Suaramuslim.net – Konflik antara yang haq dan yang bathil sudah menjadi sunatullah sepanjang zaman. Al Quran membahasakannya dengan, “Seandainya Allah tidak menolak (keganasan) sebahagian umat manusia dengan sebagian yang lain, pasti rusaklah bumi ini.” (QS Al-Baqarah [2] : 251). Keganasan yang diakibatkan oleh pelaku kebatilan, pada gilirannya akan dinetralisir oleh pelaku al-haq.
Pertempuran Badar Kubra adalah babak penting dari konflik antara yang haq dan bathil. Begitu pentingnya sampai pada saat perang sudah berkecamuk, Rasulullah SAW menengadah kepada Allah SWT, “Ya Allah, jika Engkau hancurkan golongan (umat Islam) ini, maka Engkau tak disembah (lagi). Ya Allah jika Engkau menghendaki demikian, maka sesudah hari ini Engkau tidak disembah lagi.” (Mubarakfuri, 1427: 197).
Perang Badar yang legendaris ini diabadikan Al Quran dengan ungkapan yaumal furqaan (QS Al-Anfal [8] : 41). Diksi Al Quran ini begitu tepat dan menarik. Konflik antara kedua kubu ini adalah sebagai furqaan (pemisah, pembeda) antara yang haq dan bathil. Perbedaan yang sangat tajam antara keduanya bisa digali spiritnya agar terhindar dari kesalahan yang sama.
Pertama, sisi keimanan.
Pejuang kebenaran memiliki keimanan yang kuat. Tauhidnya murni hanya untuk Allah. Sedangkan pembela kebatilan, sesembahannya adalah berhala-berhala serta idola-idola yang sesua dengan hawa nafsu.
Kedua, sisi jumlah.
Pejuang al-haq jumlahnya relatif sedikit dengan bekal senjata ala kadarnya. Pada saat itu jumlah pasukan penolong kebatilan tiga kali lipatnya dengan membawa logistik dan persenjataan yang jauh lebih lengkap.
Ketiga, sisi orientasi.
Pembela al-haq mengorientasikan konfliknya hanya demi dan untuk Allah semata. Sedangkan pengusung kebatilan, orientasinya adalah dunia dan kepentingan pribadi dan golongannya.
Keempat, dalam menghadapi perang, pembela al-haq selalu intens hubungannya dengan Allah. Memperbanyak doa dan dzikir.
Sedangkan orang penyuka kebatilan, malah berfoya-foya dengan arak dan wanita.
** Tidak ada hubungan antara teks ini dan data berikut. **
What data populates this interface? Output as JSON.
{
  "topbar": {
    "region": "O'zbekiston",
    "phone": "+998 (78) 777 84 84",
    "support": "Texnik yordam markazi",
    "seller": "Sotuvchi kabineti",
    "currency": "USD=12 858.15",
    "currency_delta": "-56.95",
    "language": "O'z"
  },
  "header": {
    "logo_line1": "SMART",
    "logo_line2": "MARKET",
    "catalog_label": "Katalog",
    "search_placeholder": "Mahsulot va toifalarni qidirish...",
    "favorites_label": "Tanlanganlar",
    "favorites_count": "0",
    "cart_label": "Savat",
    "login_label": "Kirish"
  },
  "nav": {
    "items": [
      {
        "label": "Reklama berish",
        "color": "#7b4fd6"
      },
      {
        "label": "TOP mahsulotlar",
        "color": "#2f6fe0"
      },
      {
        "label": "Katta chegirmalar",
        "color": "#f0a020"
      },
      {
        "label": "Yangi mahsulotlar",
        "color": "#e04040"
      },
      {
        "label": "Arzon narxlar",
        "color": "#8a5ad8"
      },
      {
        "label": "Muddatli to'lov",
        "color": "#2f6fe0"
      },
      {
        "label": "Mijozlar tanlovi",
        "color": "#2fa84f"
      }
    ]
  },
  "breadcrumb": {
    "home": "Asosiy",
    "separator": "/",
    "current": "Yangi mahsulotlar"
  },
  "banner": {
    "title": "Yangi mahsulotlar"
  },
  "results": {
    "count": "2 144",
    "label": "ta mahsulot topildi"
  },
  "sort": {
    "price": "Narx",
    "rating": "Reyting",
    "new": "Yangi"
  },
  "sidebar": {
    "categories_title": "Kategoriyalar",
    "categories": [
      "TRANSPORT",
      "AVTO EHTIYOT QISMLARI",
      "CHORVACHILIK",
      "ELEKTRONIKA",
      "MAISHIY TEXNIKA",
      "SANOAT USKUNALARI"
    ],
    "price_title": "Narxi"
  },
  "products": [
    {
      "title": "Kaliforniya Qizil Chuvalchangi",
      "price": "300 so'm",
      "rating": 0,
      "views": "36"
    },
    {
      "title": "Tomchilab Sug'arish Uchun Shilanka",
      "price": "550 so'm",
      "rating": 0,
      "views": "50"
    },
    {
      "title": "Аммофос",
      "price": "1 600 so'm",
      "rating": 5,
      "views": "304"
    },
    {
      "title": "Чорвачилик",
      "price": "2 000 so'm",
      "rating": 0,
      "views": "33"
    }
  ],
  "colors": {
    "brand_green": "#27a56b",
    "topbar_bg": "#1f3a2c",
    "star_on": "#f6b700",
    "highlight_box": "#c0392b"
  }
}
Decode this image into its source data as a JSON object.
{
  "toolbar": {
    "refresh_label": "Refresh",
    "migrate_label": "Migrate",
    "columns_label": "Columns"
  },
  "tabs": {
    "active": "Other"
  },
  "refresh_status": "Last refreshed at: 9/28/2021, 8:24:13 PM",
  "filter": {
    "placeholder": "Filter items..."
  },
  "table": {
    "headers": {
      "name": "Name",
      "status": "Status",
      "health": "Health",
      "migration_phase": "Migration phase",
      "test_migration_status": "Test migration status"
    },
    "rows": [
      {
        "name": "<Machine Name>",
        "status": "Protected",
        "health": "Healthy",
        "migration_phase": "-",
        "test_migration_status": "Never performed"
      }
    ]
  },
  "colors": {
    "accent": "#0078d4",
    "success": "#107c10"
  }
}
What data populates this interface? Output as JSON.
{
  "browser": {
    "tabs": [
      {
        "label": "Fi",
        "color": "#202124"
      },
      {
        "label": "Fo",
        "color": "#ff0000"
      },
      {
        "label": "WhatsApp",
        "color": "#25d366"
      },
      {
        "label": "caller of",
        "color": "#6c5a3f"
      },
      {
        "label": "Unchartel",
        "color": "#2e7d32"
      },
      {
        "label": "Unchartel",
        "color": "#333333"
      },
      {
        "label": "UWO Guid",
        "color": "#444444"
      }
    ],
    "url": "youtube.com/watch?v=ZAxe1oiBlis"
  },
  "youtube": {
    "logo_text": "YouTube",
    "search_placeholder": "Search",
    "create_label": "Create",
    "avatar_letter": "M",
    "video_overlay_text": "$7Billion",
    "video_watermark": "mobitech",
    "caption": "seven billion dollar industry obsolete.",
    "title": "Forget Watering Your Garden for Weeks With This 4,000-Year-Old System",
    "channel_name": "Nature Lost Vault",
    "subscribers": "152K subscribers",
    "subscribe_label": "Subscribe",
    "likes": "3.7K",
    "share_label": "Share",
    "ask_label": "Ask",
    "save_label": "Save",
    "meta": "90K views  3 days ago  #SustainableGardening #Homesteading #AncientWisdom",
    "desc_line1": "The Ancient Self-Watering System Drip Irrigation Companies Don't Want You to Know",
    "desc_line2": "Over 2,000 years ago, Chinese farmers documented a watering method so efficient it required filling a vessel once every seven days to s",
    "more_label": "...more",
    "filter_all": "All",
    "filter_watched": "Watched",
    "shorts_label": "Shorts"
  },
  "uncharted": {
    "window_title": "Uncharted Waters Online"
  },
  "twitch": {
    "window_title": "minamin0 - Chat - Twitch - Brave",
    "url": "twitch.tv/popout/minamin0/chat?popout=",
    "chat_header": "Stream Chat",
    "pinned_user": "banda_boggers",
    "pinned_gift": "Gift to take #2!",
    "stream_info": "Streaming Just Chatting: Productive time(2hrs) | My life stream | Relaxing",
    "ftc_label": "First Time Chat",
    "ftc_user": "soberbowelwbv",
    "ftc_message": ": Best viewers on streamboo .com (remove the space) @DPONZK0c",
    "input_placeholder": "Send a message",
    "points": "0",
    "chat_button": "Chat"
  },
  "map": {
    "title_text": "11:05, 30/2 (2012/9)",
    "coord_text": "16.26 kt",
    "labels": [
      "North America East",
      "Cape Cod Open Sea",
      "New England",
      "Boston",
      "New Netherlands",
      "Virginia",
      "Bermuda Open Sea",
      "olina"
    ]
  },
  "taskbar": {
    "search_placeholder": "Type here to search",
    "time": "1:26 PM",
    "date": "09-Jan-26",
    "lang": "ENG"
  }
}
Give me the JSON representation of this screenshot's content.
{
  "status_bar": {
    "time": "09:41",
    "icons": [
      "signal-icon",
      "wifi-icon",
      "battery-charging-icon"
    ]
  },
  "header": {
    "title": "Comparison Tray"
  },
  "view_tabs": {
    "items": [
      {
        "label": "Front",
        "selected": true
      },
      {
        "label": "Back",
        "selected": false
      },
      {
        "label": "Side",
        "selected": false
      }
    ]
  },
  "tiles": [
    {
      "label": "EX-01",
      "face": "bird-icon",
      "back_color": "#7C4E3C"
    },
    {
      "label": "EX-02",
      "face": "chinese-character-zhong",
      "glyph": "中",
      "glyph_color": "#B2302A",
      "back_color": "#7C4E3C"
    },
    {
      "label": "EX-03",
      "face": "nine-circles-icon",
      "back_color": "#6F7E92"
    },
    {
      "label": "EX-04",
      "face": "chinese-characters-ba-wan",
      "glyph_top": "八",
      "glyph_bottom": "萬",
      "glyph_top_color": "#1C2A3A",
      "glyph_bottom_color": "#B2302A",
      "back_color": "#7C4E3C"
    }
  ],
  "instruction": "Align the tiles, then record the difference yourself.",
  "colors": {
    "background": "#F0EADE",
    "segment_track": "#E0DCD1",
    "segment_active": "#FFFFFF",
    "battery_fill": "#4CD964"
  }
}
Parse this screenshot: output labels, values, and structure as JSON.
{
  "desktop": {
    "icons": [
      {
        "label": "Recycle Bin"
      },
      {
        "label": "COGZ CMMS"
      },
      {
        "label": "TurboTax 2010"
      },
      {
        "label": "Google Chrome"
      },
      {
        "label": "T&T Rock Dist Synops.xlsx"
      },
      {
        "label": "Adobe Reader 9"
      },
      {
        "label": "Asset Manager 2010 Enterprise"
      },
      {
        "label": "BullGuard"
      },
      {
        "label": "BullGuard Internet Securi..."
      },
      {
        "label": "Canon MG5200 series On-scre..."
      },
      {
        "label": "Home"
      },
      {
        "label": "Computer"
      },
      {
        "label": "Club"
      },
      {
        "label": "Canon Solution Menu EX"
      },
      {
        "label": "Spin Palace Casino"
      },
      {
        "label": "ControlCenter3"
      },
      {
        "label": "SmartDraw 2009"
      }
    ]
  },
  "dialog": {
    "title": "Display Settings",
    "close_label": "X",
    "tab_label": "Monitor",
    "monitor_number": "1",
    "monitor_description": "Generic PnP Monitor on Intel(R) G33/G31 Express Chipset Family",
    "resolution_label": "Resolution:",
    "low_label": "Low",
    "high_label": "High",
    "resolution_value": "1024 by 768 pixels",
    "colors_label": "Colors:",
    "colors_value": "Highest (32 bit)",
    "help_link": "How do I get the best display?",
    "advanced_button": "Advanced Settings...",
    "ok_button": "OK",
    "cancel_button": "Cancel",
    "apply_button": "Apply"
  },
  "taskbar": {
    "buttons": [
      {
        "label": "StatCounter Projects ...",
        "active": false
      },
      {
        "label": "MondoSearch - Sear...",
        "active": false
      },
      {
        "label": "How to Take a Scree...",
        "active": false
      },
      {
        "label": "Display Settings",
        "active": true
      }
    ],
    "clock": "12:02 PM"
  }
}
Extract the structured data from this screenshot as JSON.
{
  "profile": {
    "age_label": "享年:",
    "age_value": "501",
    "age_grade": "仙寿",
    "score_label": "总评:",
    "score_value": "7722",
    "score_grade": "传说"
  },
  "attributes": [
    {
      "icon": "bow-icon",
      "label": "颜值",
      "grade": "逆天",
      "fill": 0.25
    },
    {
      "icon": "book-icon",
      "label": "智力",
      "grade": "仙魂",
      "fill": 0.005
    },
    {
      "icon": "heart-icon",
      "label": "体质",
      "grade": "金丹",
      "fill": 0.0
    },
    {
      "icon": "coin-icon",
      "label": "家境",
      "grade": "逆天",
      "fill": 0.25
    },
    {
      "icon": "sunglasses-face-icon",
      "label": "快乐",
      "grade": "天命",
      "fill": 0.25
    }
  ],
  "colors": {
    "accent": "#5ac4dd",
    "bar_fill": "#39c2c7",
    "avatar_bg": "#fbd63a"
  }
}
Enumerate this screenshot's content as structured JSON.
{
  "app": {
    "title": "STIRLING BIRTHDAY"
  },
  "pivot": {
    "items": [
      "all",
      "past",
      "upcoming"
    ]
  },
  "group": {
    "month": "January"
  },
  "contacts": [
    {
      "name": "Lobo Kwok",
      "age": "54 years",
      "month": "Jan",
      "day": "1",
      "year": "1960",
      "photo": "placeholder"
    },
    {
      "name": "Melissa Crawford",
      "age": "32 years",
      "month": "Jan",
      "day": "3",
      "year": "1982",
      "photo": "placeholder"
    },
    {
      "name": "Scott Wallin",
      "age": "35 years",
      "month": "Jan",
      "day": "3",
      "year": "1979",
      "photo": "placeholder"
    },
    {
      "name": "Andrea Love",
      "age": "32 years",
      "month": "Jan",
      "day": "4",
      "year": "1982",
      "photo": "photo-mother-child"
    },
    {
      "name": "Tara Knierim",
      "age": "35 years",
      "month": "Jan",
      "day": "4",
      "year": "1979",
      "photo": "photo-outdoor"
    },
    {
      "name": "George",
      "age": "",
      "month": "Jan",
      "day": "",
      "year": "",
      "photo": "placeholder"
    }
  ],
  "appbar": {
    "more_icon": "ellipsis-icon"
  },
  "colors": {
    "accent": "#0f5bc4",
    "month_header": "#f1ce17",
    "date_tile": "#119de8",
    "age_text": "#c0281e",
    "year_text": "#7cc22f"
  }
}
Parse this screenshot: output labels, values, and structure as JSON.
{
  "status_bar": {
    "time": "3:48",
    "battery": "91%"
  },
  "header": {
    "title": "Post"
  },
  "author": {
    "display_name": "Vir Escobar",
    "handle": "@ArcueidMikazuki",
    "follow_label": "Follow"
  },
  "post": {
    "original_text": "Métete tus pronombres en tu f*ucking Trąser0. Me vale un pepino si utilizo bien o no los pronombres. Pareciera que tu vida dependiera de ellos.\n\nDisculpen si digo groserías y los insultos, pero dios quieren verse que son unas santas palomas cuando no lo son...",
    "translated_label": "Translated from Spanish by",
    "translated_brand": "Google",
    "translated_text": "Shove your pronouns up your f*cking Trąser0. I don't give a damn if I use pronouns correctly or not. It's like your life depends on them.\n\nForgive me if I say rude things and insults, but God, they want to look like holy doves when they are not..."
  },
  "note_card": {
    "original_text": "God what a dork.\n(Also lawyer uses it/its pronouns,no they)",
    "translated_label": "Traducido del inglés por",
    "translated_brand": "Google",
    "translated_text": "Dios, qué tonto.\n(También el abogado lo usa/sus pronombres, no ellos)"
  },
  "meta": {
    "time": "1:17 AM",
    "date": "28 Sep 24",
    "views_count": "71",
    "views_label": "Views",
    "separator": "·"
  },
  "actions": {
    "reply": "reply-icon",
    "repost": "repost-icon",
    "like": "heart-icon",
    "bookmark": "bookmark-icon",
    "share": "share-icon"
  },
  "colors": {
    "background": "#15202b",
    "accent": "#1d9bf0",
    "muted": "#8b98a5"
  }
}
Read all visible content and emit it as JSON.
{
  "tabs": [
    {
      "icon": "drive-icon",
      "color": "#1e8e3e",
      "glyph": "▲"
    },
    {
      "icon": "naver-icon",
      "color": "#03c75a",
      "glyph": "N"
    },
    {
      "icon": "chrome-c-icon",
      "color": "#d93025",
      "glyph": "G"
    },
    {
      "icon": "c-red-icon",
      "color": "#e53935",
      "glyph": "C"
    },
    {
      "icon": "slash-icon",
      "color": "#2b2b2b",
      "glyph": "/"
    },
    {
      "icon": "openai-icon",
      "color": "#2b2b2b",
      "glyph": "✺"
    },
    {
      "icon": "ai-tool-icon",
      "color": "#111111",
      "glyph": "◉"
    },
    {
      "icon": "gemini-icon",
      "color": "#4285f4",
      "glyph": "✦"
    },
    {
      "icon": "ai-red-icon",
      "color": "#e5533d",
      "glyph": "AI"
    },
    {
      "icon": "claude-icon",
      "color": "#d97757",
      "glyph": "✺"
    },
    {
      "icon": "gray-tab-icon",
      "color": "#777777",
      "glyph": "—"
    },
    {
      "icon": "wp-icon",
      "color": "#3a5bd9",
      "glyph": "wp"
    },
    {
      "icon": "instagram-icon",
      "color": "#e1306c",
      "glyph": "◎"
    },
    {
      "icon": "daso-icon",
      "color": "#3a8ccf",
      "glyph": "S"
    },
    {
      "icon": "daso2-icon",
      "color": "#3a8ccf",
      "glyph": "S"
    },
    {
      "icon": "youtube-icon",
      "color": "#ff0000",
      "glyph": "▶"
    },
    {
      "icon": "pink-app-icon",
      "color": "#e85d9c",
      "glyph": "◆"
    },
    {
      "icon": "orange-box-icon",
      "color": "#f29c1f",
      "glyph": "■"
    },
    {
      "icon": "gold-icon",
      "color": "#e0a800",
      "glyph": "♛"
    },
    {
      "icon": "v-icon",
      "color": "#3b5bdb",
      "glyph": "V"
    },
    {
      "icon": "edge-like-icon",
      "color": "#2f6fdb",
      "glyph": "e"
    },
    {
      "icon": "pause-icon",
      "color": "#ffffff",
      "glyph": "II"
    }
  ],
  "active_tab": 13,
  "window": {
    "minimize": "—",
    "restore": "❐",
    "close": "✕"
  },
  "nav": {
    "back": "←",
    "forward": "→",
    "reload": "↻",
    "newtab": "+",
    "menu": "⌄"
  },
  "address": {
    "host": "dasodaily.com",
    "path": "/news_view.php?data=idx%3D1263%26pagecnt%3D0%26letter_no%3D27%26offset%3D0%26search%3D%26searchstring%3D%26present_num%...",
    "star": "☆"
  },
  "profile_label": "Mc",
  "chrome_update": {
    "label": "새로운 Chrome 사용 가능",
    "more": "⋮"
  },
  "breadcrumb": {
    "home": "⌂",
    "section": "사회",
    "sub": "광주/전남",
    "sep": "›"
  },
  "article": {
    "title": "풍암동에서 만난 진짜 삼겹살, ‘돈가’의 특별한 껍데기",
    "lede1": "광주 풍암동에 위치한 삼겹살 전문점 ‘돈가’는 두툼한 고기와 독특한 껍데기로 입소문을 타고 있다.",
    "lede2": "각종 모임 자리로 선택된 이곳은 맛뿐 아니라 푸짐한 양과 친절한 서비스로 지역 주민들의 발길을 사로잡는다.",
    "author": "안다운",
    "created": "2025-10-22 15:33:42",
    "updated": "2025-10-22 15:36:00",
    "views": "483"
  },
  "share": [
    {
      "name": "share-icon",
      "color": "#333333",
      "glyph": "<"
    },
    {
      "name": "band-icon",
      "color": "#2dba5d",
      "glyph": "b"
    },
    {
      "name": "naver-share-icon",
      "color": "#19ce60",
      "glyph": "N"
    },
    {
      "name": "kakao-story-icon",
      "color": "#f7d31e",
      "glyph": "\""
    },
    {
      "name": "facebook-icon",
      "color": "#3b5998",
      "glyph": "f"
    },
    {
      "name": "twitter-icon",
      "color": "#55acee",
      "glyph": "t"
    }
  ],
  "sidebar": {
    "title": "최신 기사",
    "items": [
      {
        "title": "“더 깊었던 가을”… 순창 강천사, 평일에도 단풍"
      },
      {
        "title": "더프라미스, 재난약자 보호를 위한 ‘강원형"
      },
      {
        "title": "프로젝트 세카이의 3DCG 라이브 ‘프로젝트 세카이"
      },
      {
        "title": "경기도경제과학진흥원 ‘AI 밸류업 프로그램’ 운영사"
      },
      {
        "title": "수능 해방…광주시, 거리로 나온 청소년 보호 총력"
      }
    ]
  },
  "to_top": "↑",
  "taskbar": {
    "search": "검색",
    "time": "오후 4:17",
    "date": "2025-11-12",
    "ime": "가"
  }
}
Hidup mereka selalu lalai dan memprioritaskan hawa nafsu.
Kelima, orang ahlul haq memiliki strategi matang.
Waktu itu, Rasulullah bersama sahabatnya bermukim di daerah yang dekat dengan sumur Badar, sehingga pasokan air bisa dikuasai. Di samping itu, dibuatkan tenda khusus untuk komando Rasulullah yang beriring penjaga. Dalam taktik perang pun, Rasulullah menggunakan strategi baris-berbaris yang tidak umum. Beliau merapikan barisan pasukan dengan sangat rapi serta menyusunnya berdasarkan kualifikasi pasukan yang ada.
Pendukung kebatilan, betapapun kuatnya finansial dan bekal mereka, strateginya masih kalah canggih dengan pembela kebenaran. Markas mereka jauh dari sumber air, sehingga mereka pasti kekurangan air. Strategi perangnya sangat tradisional yang dalam dunia Arab kala itu disebut karr wa faar. Sebuah strategi grudukan yang sangat mudah dikalahkan karena bertumpu pada serangan secara berbarengan kemudian kalau kalah mereka lari tunggang langgang.
Keenam, para pejuang al-haq didukung jundullah (tentara Allah) yang sama sekali tak diperkirakan musuh.
Para malaikat, angin, dan lainnya adalah salah satu pendukung mereka. Sedangkan orang kafir, pendukungnya adalah semata harta dan fisik yang mereka bangga-banggakan.
Menariknya, dari semua itu, ending-nya atau hasil akhirnya, pasukan al-haq selalu dimenangkan Allah SWT. Sedangkan pasukan yang bathil berakhir tragis.